3D Printed Enzymatically Biodegradable Soft Helical Microswimmers

• Published in: Advanced functional materials Vol. 28; no. 45
• Main Authors: Wang, Xiaopu, Qin, Xiao‐Hua, Hu, Chengzhi, Terzopoulou, Anastasia, Chen, Xiang‐Zhong, Huang, Tian‐Yun, Maniura‐Weber, Katharina, Pané, Salvador, Nelson, Bradley J.
• Format: Journal Article
• Language: English
• Published: Hoboken Wiley Subscription Services, Inc 07.11.2018
• Subjects: Biocompatibility; Biodegradability; biodegradable hydrogels; Biomedical materials; Cytotoxicity; Gelatin; Hydrogels; magnetic manipulation; Materials science; Microrobots; Nanoparticles; soft helical microswimmers; Three dimensional printing; Toxicity; two‐photon polymerization
• ISSN: 1616-301X; 1616-3028
• DOI: 10.1002/adfm.201804107

Mobile micro‐ and nanorobots are proposed for future biomedical applications, such as diagnostics and targeted delivery. For their translation to clinical practice, biocompatibility and biodegradability of micro‐ and nanorobots are required aspects. The fabrication of small‐scale robots with non‐cytotoxic biodegradable soft components will allow for enhanced device assimilation, optimal tissue interaction and minimized immune reactions. The 3D microfabrication of biodegradable soft helical microswimmers via two‐photon polymerization of the non‐toxic photocrosslinkable hydrogel gelatin methacryloyl (GelMA) is reported. GelMA microswimmers are fabricated with user‐defined geometry and rendered magnetically responsive by decorating their surface with magnetic nanoparticles. In contrast to previous rigid helical microrobots, the soft helical microswimmers can corkscrew above the step‐out frequency with relatively high values of forward velocity, suggesting an unprecedented self‐adaptive behavior. Cytotoxicity assays show the toxicity of GelMA is at least three orders of magnitude lower than that of poly(ethyleneglycol) diacrylates, which are widely used for fabricating hydrogel‐based microswimmers. GelMA microswimmers are fully degradable by collagenases. Furthermore, they support cell attachment and growth, and are gradually digested by cell‐released enzymes during culture. These non‐cytotoxic biodegradable hydrogel microswimmers will greatly expand their applications in medicine by eliminating the concerns of retrieving microrobots after fulfilling tasks in body.
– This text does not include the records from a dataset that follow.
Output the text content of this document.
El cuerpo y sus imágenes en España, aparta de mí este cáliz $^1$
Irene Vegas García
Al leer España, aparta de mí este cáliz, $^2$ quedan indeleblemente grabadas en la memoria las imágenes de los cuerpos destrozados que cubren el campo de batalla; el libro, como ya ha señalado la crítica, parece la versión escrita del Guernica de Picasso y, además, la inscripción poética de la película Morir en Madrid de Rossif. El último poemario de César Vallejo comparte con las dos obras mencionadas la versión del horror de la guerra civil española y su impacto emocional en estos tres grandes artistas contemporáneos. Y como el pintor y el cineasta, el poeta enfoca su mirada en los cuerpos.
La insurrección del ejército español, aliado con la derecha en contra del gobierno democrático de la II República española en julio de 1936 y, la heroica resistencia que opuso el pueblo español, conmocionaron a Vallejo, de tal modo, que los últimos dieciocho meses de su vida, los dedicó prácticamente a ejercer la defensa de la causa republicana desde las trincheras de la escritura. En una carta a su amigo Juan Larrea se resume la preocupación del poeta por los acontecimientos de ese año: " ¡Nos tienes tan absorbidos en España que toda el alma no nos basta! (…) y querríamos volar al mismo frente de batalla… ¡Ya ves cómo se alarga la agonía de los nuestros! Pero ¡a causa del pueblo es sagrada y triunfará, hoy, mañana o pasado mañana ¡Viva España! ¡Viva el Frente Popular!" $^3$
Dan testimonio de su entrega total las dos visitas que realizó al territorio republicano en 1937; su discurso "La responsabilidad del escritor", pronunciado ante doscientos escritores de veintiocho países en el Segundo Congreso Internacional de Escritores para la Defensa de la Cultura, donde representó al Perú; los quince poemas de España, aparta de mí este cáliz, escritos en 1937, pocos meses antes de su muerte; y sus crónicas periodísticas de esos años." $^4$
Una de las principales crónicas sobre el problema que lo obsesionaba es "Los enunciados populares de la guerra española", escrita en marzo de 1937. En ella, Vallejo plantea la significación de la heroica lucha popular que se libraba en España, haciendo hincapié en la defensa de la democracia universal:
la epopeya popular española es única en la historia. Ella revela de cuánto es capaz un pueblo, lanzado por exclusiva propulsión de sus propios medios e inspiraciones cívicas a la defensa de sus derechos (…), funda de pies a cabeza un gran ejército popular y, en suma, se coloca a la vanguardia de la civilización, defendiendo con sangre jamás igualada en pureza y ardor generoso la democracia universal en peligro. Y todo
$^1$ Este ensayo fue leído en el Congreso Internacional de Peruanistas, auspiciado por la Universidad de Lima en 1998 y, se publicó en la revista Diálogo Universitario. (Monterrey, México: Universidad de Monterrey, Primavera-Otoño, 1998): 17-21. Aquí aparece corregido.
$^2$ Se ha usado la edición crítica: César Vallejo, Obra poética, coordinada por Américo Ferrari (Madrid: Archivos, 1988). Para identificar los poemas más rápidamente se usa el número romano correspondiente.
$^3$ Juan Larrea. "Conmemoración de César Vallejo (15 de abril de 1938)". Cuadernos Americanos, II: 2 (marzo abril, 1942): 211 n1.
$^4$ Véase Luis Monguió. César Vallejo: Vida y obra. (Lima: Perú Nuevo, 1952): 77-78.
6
Biodegradable soft helical microswimmers are successfully developed based on two‐photon photopolymerization of a gelatin derivative, GelMA. By decorating their surface with magnetic nanoparticles, these microswimmers can be manipulated by magnetic field. Because of the proteolytic cleavage of peptide domains in gelatin, microswimmers made of GelMA can be fully degraded by cell‐secreted proteases.